Berita

Muhammadiyah: Pelaporan Pandji Pragiwaksono Terkait Tambang Bukan Sikap Resmi Organisasi

Advertisement

Lembaga Bantuan Hukum dan Advokasi Publik (LBH-AP) Pimpinan Pusat Muhammadiyah menegaskan bahwa pelaporan terhadap komika Pandji Pragiwaksono oleh Aliansi Muda Muhammadiyah bukanlah sikap resmi persyarikatan. Muhammadiyah menyatakan tidak ada instruksi dari Pimpinan Pusat untuk melaporkan Pandji ke pihak kepolisian.

“Terkait dengan pemberitaan yang beredar di media sosial, bahwa Pandji Pragiwaksono dilaporkan ke Polisi oleh gabungan Angkatan Muda NU dan Aliansi Muda Muhammadiyah, kami tegaskan bahwa hal tersebut bukan sikap resmi Muhammadiyah,” kata Ketua LBH-AP Pimpinan Pusat Muhammadiyah, Taufik Nugroho, kepada wartawan pada Sabtu (10/1/2026).

Taufik menambahkan, “Tidak ada perintah baik lisan maupun tertulis dari Pimpinan Pusat Muhammadiyah untuk melaporkan yang bersangkutan ke polisi.”

Muhammadiyah justru menganggap materi stand up comedy Pandji dalam pertunjukan ‘Mens Rea’ yang menyinggung soal tambang sebagai bentuk kritik yang membangun. Taufik menjelaskan bahwa hingga saat ini, Muhammadiyah belum menerima izin usaha pertambangan (IUP) sebagaimana yang pernah dijanjikan oleh pemerintah.

“Meskipun Pandji sempat menyinggung Muhammadiyah menerima izin konsesi Tambang. Namun hal tersebut kami anggap sebagai kritik yang membangun. Faktanya hingga detik ini, Muhammadiyah belum menerima IUP tambang sebagaimana dijanjikan pemerintah,” ungkapnya.

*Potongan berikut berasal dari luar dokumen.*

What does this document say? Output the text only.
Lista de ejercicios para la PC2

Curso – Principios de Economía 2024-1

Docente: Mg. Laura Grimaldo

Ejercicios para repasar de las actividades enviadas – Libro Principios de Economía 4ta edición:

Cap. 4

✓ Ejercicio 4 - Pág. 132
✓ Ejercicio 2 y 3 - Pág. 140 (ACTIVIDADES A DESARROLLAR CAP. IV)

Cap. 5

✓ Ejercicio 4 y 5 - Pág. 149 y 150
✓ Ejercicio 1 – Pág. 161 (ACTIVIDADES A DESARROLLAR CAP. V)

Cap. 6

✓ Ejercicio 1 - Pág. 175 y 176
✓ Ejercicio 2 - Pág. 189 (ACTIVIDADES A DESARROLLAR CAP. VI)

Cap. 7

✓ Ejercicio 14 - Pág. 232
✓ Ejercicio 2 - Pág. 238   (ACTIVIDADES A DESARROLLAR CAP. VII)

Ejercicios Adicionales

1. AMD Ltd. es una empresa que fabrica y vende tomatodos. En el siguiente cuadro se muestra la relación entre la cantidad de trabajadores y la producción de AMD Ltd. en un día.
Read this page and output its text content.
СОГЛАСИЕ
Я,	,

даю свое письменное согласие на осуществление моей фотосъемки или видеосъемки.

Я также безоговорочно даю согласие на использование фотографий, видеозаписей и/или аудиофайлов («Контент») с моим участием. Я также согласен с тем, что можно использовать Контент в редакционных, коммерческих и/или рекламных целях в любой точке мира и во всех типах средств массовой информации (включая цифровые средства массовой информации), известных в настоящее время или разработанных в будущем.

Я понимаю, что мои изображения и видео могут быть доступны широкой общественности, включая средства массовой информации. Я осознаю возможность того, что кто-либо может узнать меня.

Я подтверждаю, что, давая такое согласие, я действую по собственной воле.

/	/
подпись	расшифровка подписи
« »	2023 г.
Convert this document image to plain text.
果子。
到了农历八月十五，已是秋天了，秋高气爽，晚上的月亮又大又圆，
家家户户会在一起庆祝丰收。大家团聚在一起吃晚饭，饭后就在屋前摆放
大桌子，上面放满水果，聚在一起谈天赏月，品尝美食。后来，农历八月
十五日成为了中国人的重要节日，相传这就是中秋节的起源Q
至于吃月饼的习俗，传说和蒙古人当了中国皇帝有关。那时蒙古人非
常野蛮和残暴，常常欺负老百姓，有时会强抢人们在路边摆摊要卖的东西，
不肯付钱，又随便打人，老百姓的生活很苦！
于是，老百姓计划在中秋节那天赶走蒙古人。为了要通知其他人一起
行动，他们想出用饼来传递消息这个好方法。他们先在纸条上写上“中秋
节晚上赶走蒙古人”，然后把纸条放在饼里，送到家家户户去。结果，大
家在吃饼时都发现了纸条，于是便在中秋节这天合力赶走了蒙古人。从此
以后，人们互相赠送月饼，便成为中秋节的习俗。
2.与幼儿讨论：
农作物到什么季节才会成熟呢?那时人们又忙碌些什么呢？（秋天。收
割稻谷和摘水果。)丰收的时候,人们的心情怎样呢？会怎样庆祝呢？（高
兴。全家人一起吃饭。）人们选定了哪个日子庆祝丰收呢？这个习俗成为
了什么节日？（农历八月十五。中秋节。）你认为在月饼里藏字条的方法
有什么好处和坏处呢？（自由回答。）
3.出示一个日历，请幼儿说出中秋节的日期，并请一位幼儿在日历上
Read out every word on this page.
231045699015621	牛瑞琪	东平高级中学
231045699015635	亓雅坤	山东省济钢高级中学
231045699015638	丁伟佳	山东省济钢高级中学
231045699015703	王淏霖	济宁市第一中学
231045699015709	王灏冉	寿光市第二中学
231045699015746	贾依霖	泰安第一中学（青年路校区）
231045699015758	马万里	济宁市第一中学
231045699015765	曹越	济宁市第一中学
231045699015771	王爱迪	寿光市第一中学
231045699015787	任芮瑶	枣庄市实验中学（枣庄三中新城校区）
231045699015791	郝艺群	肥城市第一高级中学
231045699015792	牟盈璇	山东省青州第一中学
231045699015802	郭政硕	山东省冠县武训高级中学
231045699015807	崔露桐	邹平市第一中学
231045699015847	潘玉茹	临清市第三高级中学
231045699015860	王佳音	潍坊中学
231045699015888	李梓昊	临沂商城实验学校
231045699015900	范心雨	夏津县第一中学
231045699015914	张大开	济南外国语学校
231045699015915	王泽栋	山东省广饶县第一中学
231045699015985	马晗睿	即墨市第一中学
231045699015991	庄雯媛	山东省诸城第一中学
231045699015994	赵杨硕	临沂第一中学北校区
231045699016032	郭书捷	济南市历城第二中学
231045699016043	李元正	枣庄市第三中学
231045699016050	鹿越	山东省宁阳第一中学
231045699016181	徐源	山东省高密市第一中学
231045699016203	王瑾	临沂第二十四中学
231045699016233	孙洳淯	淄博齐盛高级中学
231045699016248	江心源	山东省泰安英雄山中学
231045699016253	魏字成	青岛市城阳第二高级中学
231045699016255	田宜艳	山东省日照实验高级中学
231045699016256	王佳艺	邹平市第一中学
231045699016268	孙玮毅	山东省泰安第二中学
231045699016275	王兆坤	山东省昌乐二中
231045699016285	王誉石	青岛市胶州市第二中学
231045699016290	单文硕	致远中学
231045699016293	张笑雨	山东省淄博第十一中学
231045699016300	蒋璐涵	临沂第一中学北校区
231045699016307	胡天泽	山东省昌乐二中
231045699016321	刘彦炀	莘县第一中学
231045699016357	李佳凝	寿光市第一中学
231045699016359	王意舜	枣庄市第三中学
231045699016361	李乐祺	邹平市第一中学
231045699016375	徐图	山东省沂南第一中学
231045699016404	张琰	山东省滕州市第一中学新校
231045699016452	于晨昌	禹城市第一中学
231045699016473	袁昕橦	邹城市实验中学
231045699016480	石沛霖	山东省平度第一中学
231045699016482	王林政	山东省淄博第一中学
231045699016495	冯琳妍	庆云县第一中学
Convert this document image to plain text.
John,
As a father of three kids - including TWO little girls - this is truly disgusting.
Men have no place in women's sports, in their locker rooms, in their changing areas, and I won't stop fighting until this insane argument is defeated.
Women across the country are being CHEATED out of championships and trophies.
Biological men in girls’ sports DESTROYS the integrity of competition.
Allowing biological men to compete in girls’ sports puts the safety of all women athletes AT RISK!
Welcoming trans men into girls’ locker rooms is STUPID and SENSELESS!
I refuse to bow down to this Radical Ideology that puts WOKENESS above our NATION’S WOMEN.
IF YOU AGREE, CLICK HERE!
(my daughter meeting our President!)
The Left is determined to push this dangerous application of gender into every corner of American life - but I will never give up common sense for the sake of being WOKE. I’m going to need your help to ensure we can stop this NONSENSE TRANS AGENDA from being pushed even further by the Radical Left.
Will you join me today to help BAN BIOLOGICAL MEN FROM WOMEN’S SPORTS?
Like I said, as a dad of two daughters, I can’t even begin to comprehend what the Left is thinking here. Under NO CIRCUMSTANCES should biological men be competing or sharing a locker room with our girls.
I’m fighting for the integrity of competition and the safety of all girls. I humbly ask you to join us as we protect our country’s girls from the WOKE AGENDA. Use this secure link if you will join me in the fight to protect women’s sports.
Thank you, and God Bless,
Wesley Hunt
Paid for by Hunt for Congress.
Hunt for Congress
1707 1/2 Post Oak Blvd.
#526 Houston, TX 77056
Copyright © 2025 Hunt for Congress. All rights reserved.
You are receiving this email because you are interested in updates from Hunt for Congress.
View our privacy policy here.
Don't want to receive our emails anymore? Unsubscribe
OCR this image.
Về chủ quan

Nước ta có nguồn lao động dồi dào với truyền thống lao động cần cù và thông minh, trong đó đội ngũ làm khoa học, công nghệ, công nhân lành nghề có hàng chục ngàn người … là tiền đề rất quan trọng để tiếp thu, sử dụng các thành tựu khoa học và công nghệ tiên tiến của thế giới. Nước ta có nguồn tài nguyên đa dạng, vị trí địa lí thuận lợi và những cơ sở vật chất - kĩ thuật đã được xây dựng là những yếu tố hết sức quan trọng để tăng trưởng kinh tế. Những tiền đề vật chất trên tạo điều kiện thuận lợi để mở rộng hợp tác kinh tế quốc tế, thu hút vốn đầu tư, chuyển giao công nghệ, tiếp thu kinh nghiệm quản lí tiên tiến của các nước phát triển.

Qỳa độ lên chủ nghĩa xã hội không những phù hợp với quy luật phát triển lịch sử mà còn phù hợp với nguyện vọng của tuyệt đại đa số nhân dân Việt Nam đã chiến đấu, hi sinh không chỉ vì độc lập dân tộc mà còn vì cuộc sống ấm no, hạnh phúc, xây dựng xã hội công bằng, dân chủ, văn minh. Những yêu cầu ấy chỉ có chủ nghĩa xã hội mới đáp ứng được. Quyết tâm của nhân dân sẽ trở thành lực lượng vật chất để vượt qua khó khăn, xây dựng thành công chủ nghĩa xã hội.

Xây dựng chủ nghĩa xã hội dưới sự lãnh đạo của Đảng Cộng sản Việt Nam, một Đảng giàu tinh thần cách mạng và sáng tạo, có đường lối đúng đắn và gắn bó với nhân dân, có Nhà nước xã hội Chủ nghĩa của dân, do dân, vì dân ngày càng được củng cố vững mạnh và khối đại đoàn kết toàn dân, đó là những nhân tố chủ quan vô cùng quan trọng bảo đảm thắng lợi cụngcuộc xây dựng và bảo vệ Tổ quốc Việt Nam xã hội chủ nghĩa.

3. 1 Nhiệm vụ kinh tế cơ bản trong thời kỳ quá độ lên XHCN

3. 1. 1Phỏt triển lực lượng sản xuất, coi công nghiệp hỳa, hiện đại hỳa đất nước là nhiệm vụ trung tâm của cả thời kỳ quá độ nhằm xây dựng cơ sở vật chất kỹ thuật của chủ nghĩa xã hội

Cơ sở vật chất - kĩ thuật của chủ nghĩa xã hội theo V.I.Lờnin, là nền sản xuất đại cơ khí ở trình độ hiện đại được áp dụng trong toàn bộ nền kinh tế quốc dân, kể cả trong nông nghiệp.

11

Lebih lanjut, Taufik mengklarifikasi bahwa dalam struktur organisasi Muhammadiyah tidak dikenal adanya Aliansi Muda Muhammadiyah. Ia menduga ada pihak-pihak yang memanfaatkan nama besar Muhammadiyah untuk mencari popularitas.

“Dalam struktur organisasi Muhammadiyah tidak dikenal nama Aliansi Muda Muhammadiyah. Mungkin ada pihak-pihak tertentu yang memanfaatkan nama besar Muhammadiyah agar terkenal,” jelasnya.

Pandji Dilaporkan ke Polisi

Sebelumnya, Pandji Pragiwaksono dilaporkan ke Polda Metro Jaya terkait materi stand up comedy dalam ‘Mens Rea’ yang diduga menista agama. Laporan tersebut didasarkan pada dugaan penghasutan di muka umum dan penistaan agama.

Advertisement

“Tentang dugaan penghasutan di muka umum dan dugaan penistaan agama berkaitan dengan pernyataan dalam sebuah acara bertajuk ‘Mens Rea’,” kata Kabid Humas Polda Metro Jaya Kombes Budi Hermanto saat dihubungi pada Kamis (8/1/2026).

Pandji dilaporkan menggunakan Pasal 300 dan/atau pasal 301 KUHP dan/atau pasal 242 KUHP dan/atau pasal 243 KUHP. Laporan tersebut teregister dengan nomor LP/B/166/I/2026/SPKT/POLDA METRO JAYA tertanggal 8 Januari 2026.

Budi Hermanto menambahkan bahwa pihaknya akan segera melakukan klarifikasi dan menganalisis barang bukti yang ada. Kepolisian masih melakukan pendalaman terhadap kasus ini.

“Penyidik akan melakukan klarifikasi dan analisa barang bukti, agar masyarakat tetap bijak dalam menyampaikan informasi. Beri ruang bagi penyelidik dan penyidik dalam proses penegakan hukum,” jelasnya.

Pelapor dalam kasus ini adalah Angkatan Muda Nahdlatul Ulama (NU) bersama Aliansi Muda Muhammadiyah. Menurut mereka, materi yang disampaikan Pandji menimbulkan kegaduhan dan berpotensi memecah belah bangsa.

“Menurut kami beliau merendahkan, memfitnah, dan cenderung menimbulkan kegaduhan di ruang publik, dan memecah belah bangsa ini. Itu kan keresahan terhadap, khususnya kami sebagai anak bangsa, anak Nahdliyin, pun juga teman saya sebagai Aliansi Muda Muhammadiyah,” ujar Presedium Angkatan Muda NU, Rizki Abdul Rahman Wahid, kepada wartawan pada Kamis (8/1).